Grant & revoke access

Grant or revoke access to table writes using SQL statements.

Tableland allows for some SQL-based access control, along with smart contracts controllers. Developers can provision access to certain addresses using the GRANT or REVOKE keywords, which defines high-level write permissions. Only the owner can write this access control query.

Usage

To grant permissions for all table mutation abilities, you can make a write query that follows the general format below. Namely, you set the rules for INSERT, UPDATE, or DELETE permissions on a specific table to a specific onchain address.

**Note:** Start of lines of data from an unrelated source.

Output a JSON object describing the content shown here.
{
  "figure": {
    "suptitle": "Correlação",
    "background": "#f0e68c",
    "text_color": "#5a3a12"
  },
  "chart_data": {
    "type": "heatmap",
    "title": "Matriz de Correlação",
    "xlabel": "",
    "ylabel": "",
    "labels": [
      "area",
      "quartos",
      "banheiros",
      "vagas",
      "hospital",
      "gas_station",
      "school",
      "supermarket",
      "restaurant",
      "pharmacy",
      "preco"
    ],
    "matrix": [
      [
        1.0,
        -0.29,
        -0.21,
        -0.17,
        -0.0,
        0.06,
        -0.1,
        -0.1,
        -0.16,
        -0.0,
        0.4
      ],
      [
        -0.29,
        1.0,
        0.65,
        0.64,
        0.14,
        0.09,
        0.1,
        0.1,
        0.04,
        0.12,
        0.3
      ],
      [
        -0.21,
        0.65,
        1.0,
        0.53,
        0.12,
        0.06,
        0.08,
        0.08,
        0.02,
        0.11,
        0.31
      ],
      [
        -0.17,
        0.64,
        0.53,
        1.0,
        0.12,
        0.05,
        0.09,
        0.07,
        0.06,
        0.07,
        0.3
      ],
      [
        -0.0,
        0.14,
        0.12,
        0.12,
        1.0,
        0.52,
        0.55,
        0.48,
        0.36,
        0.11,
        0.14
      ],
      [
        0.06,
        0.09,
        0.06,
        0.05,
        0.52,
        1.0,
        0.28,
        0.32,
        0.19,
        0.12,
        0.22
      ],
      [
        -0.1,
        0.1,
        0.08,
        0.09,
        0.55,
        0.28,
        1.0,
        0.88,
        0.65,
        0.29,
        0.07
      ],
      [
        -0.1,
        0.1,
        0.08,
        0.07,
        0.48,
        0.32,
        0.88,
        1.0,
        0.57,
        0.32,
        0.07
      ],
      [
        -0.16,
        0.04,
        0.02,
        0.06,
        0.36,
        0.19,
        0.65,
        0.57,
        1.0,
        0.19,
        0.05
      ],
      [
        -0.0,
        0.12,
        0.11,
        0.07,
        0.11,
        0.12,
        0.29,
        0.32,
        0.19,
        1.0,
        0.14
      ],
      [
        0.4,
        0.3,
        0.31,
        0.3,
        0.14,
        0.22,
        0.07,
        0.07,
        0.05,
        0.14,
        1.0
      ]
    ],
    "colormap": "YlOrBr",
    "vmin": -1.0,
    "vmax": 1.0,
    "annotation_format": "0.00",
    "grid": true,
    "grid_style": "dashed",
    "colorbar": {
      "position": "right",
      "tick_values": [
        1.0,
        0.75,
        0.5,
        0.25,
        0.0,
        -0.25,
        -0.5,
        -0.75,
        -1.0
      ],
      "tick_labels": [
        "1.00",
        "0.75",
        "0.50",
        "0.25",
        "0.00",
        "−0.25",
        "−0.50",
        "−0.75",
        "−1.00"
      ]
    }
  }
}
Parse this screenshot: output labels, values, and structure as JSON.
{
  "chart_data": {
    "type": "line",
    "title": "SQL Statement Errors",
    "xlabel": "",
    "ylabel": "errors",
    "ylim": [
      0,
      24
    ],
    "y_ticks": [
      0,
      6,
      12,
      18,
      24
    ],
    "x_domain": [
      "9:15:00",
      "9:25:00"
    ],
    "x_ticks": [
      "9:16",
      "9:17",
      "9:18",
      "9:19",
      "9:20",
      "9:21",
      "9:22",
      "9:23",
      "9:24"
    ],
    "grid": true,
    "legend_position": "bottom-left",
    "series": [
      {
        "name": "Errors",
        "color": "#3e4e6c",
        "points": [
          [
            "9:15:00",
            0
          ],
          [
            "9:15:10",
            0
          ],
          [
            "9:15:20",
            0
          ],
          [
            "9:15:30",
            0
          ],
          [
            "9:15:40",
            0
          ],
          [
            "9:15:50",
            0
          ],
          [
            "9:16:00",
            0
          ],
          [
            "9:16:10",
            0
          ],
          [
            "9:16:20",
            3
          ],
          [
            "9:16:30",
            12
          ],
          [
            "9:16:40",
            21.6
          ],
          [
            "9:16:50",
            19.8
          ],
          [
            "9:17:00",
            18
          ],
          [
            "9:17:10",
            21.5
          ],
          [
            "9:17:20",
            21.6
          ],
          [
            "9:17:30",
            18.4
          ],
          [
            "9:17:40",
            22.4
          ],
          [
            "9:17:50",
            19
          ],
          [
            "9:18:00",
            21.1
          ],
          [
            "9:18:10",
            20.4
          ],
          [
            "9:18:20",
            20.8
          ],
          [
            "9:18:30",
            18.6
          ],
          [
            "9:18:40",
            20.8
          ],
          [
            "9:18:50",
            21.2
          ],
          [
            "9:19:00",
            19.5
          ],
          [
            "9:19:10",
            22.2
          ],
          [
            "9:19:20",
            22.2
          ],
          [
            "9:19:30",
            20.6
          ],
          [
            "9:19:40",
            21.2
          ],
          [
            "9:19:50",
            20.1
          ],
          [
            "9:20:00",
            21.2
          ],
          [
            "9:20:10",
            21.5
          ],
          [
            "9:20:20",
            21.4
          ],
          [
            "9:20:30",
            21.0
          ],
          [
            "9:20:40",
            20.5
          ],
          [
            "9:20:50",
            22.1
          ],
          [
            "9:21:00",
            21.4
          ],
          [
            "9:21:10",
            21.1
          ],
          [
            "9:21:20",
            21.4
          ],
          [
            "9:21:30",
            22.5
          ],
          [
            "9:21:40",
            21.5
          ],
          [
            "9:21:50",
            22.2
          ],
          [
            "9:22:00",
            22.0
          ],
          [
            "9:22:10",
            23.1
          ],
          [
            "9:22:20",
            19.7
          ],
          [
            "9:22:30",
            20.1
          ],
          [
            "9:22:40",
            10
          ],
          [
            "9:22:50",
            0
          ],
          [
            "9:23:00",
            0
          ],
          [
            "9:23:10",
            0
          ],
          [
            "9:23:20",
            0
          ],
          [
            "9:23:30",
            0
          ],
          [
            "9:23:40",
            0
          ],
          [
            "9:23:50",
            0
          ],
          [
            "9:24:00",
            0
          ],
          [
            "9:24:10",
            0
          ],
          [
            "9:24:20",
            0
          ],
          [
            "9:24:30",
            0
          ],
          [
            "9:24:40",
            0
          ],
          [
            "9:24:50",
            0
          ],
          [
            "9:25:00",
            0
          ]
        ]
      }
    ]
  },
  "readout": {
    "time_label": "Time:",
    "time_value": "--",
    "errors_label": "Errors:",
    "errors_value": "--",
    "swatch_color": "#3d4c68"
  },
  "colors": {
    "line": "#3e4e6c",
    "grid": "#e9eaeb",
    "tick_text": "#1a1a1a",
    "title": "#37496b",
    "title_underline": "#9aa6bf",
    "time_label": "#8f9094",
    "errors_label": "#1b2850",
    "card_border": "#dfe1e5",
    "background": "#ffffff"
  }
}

Keep in mind the 0x address should be treated as a TEXT value and wrapped in single quotes, and the examples below show 0xYOUR_EVM_ADDRESS but be sure to update this accordingly with the correct EVM address.

GRANT
  INSERT,
  UPDATE,
  DELETE
ON my_table
TO '0xYOUR_EVM_ADDRESS'

The primary difference between the keywords is the following:

  • GRANT: Allows the caller to grant an address permissions on a table.
  • REVOKE: Removes any of the privileges that were enabled for an address by way of GRANT.
note

At this time, the most robust features are only available at the smart contract level.

Example statements

To GRANT permissions for all table mutation abilities, you can execute a query that defines all write possibilities to an address.

GRANT
  INSERT,
  UPDATE,
  DELETE
ON
  my_table
TO
  '0xYOUR_EVM_ADDRESS';

Perhaps at a point in the future, you decide to REVOKE the permission to DELETE rows via another access control write query:

REVOKE
  DELETE
ON
  my_table
FROM
  '0xYOUR_EVM_ADDRESS';
tip

For more information on GRANT and REVOKE, see the SQL specification.

Precedence

At a lower level, it's possible to set a custom controller using a smart contract. Once a smart contract controller has been configured for a table, it takes precedence over any GRANT or REVOKE statements. If that smart contract controller is ever removed and set back to its initial value ("unsetting" to the 0x0 address), the GRANT and REVOKE statements go back into effect. Again, what's described here with controllers and setting/unsetting is only possible at the smart contract level and does not happen with pure SQL.